The expansion, which came alongside companies raising prices at the steepest rate since mid-2011, will be welcomed by policymakers at the European Central Bank, who for years have struggled to lift growth and inflation.
IHS Markit’s final composite Purchasing Managers’ Index for the euro zone rose to 54.4 in December from November’s 53.9. That beat a 53.9 flash estimate and took the index to its
highest since May 2011.
The index has been above the 50 mark that divides growth from contraction since mid-2013 and was in November.

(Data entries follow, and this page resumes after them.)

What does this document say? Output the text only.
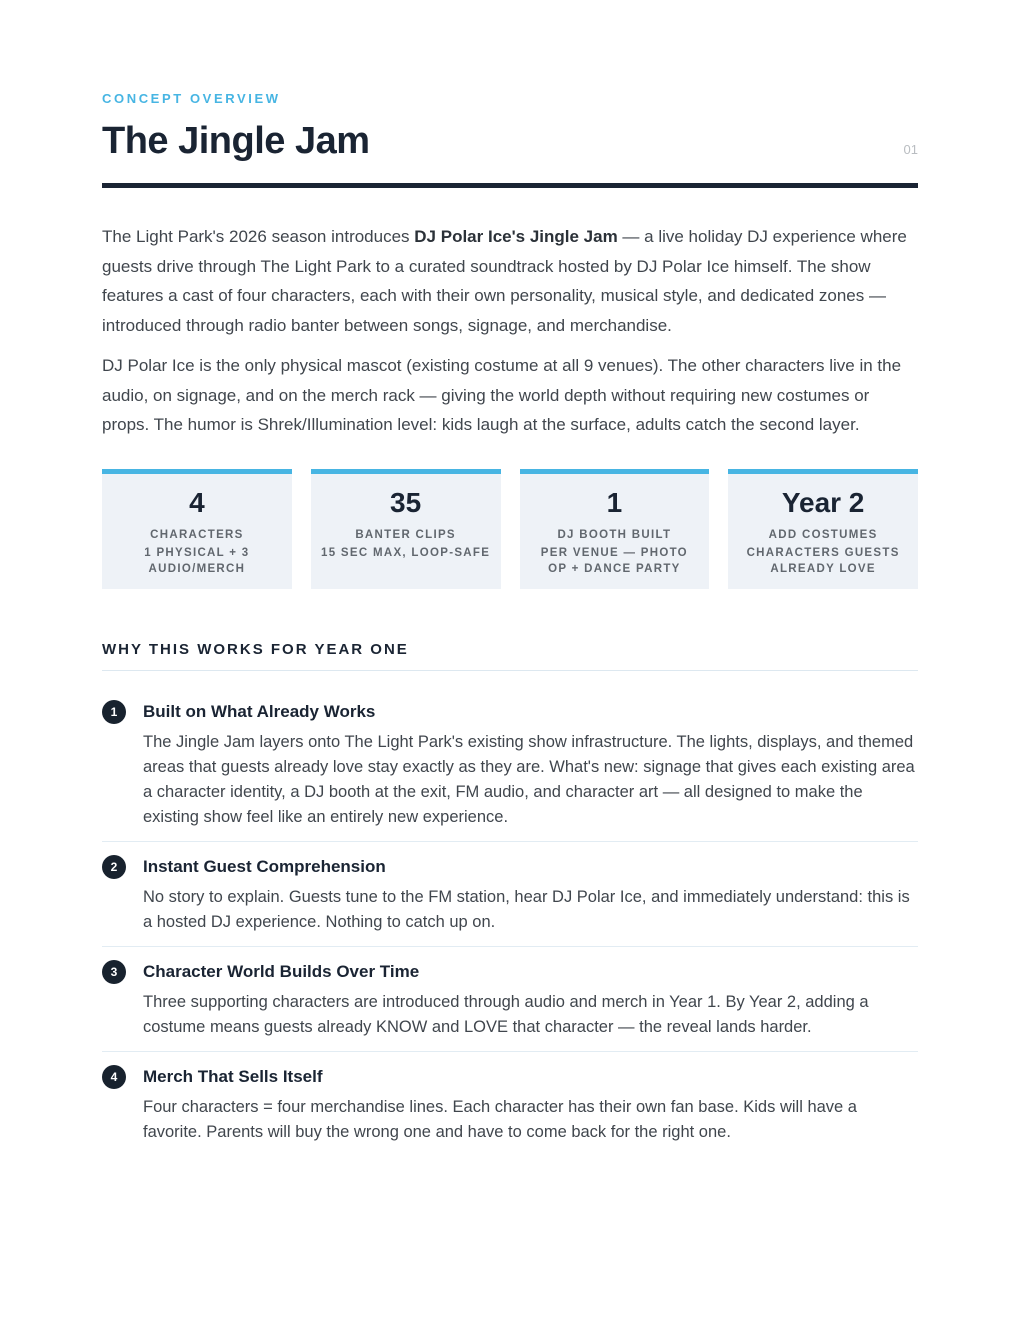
CONCEPT OVERVIEW
The Jingle Jam	01

The Light Park's 2026 season introduces DJ Polar Ice's Jingle Jam — a live holiday DJ experience where guests drive through The Light Park to a curated soundtrack hosted by DJ Polar Ice himself. The show features a cast of four characters, each with their own personality, musical style, and dedicated zones — introduced through radio banter between songs, signage, and merchandise.

DJ Polar Ice is the only physical mascot (existing costume at all 9 venues). The other characters live in the audio, on signage, and on the merch rack — giving the world depth without requiring new costumes or props. The humor is Shrek/Illumination level: kids laugh at the surface, adults catch the second layer.

4
CHARACTERS
1 PHYSICAL + 3 AUDIO/MERCH
35
BANTER CLIPS
15 SEC MAX, LOOP-SAFE
1
DJ BOOTH BUILT
PER VENUE — PHOTO OP + DANCE PARTY
Year 2
ADD COSTUMES
CHARACTERS GUESTS ALREADY LOVE
WHY THIS WORKS FOR YEAR ONE
1	Built on What Already Works
The Jingle Jam layers onto The Light Park's existing show infrastructure. The lights, displays, and themed areas that guests already love stay exactly as they are. What's new: signage that gives each existing area a character identity, a DJ booth at the exit, FM audio, and character art — all designed to make the existing show feel like an entirely new experience.
2	Instant Guest Comprehension
No story to explain. Guests tune to the FM station, hear DJ Polar Ice, and immediately understand: this is a hosted DJ experience. Nothing to catch up on.
3	Character World Builds Over Time
Three supporting characters are introduced through audio and merch in Year 1. By Year 2, adding a costume means guests already KNOW and LOVE that character — the reveal lands harder.
4	Merch That Sells Itself
Four characters = four merchandise lines. Each character has their own fan base. Kids will have a favorite. Parents will buy the wrong one and have to come back for the right one.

“Manufacturers and, to a lesser extent, service sector companies are benefiting from the weaker euro, which is both boosting goods exports and encouraging demand for services exports such as tourism,” said Chris Williamson, chief business economist at IHS Markit.
Williamson said the data point to fourth-quarter economic growth of 0.4 percent, in line with the prediction in a Reuters poll last month.
A sub-index measuring output prices leapt to 51.7 from 50.6, its highest since July 2011. An official preliminary estimate due at 1000 GMT is expected to show inflation rose to 1 percent in the bloc last month, still a long way from the ECB’s 2 percent target ceiling.
The PMI for the dominant services industry dipped to 53.7 from November’s 53.8, but was well above the flash 53.1. Manufacturers enjoyed their best month in more than five years in December, a sister survey showed on Monday.
Suggesting companies will start this year on a solid footing, a December sub-index measuring new business in the service industry matched November’s 10-month high of 53.5.
“Euro zone service providers linked higher levels of business activity to a combination of solid inflows of new orders and rising backlogs of work,” IHS Markit said.